The observed signature in the 130 ${\mathrm{cm}}^{-1}$ to 400 ${\mathrm{cm}}^{-1}$ range is likely due to the changes the cells in the tissue sample undergo as the cancer develops. Measurements of both healthy and diseased cervical tissue show similar degradation of signal, particularly the glycogen signature, as the tissue becomes cancerous [25]. Although the glycogen signature lies within the conventional fingerprint window and did play a role in this discrimination, there is no reason to believe that such changes do not also occur at lower Raman shift frequencies as other glyco- compounds do present in this region [35].

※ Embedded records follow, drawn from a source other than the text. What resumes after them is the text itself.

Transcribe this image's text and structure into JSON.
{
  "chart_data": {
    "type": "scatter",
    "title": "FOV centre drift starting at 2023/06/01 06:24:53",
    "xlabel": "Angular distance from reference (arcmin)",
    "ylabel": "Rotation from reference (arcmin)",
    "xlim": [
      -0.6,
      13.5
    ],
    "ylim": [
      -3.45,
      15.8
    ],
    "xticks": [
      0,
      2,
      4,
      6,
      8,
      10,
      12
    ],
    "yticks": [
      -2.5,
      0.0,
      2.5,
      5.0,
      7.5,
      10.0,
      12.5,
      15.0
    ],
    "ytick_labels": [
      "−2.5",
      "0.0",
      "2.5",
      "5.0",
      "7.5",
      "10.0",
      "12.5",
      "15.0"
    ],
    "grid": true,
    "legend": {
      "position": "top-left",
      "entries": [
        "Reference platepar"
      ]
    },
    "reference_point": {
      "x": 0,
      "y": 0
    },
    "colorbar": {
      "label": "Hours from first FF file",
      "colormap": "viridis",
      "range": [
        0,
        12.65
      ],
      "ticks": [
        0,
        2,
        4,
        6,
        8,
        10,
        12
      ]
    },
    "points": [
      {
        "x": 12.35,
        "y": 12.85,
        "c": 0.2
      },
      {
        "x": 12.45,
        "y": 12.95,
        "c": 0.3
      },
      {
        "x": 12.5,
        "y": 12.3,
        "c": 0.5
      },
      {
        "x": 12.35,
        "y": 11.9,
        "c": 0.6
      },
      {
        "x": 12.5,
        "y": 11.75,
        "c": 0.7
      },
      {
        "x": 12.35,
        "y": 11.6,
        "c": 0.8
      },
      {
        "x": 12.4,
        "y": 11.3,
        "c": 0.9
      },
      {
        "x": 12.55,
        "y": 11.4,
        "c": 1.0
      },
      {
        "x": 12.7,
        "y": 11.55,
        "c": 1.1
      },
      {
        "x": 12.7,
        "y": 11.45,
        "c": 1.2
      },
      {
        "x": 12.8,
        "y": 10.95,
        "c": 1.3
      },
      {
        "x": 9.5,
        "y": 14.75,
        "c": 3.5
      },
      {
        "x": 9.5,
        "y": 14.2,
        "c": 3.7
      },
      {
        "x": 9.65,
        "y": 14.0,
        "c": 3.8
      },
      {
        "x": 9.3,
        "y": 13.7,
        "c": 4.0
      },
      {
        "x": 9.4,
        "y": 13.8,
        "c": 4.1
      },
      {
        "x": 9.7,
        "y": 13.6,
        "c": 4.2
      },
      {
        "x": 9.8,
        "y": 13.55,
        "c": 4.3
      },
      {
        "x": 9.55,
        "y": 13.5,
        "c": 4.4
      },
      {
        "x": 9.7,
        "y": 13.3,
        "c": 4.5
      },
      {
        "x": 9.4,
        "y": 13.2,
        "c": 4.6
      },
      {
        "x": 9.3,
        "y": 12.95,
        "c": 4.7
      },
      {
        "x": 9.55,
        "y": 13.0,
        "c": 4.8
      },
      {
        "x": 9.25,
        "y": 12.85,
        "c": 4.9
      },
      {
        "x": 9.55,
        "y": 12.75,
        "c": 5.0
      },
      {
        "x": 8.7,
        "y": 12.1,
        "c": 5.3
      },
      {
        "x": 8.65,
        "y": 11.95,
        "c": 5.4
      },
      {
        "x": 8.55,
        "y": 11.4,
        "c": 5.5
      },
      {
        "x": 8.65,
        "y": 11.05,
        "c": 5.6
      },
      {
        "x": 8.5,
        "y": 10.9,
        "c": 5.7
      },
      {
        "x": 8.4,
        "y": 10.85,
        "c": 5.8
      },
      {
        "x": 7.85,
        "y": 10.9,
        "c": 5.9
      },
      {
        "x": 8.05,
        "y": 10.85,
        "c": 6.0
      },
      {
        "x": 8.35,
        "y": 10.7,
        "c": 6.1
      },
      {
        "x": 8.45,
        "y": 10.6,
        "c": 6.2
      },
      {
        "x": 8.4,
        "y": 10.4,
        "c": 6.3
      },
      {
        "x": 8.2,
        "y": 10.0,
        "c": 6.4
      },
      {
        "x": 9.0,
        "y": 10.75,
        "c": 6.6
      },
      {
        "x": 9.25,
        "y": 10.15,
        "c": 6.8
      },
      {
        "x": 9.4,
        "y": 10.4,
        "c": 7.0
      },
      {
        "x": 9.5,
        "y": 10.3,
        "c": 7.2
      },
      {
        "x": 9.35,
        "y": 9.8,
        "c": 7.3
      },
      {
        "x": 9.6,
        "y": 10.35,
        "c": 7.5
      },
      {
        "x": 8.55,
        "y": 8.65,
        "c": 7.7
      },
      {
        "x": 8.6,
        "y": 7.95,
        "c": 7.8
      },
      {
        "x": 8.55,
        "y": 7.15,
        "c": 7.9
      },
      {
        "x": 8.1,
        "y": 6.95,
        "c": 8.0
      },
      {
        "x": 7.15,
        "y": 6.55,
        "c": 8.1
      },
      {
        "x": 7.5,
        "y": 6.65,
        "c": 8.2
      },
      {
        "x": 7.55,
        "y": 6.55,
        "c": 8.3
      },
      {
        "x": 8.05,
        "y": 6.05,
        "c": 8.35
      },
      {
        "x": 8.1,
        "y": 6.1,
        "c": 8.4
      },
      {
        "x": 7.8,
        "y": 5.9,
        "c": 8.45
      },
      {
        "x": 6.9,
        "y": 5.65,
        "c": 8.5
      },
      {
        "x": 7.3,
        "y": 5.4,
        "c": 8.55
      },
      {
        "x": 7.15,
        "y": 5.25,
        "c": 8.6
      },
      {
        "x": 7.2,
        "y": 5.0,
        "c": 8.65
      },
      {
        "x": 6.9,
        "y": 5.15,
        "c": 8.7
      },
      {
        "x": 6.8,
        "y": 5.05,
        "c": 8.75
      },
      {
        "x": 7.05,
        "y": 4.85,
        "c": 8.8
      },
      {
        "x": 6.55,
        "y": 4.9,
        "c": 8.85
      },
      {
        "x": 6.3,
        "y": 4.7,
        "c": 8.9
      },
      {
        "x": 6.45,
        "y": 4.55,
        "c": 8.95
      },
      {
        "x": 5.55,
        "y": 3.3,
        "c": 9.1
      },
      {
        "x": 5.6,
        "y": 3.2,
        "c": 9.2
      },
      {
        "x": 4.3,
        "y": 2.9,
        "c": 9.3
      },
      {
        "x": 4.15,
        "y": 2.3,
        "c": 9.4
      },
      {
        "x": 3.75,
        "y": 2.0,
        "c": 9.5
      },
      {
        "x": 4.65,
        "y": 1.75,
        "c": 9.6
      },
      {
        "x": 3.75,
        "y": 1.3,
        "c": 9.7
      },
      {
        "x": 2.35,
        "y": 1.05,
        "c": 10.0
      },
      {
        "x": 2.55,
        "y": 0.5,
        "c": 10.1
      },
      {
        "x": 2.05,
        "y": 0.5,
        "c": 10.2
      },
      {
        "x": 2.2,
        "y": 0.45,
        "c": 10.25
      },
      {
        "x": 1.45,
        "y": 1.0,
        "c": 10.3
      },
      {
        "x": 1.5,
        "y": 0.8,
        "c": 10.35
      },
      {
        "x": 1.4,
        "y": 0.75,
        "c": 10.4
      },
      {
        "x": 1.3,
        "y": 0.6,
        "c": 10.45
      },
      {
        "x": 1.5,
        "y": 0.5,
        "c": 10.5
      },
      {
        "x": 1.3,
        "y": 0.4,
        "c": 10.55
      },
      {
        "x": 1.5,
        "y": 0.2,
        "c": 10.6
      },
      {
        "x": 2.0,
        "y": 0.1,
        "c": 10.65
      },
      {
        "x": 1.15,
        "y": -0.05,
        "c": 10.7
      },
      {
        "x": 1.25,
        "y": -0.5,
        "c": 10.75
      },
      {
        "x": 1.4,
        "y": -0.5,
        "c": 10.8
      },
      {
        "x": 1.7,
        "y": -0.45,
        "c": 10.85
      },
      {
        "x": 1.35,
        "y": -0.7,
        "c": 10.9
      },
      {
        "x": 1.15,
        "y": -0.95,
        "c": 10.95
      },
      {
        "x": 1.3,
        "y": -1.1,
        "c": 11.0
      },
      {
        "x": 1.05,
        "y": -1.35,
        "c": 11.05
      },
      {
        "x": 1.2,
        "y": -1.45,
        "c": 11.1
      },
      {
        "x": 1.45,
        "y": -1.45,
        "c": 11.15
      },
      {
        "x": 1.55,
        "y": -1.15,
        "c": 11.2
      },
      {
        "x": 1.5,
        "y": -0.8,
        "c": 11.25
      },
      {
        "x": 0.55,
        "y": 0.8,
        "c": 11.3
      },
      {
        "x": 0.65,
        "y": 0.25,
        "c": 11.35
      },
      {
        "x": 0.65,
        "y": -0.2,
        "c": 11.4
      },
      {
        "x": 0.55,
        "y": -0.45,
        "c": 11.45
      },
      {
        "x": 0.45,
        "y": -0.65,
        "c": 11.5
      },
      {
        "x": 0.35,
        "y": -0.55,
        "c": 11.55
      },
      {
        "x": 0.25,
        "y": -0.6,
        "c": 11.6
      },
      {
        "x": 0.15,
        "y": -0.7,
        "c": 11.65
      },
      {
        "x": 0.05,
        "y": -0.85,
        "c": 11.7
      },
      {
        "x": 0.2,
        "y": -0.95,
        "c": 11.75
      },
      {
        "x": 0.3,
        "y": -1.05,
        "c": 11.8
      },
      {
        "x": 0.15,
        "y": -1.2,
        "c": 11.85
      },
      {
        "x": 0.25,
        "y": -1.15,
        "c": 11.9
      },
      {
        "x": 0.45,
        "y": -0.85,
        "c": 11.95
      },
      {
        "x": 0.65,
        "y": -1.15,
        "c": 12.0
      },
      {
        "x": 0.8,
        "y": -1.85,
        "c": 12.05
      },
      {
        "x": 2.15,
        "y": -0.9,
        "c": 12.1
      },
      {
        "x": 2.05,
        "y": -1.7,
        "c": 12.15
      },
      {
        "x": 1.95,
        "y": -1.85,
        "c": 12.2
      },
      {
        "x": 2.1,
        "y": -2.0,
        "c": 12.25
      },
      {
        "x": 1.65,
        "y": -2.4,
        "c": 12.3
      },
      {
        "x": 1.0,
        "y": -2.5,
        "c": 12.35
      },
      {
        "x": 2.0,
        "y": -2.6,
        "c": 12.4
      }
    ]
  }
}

Further study of this new spectral signature for the differentiation of healthy and malignant tissue is ongoing. Despite its unknown origin, the spectral differences between the tissues samples is sufficiently clear that multivariate statistical analyses demonstrate excellent discrimination capability, and offers the promise of a real-time tool for in vivo diagnostics which may ultimately improve surgical outcome and the patient’s quality of life.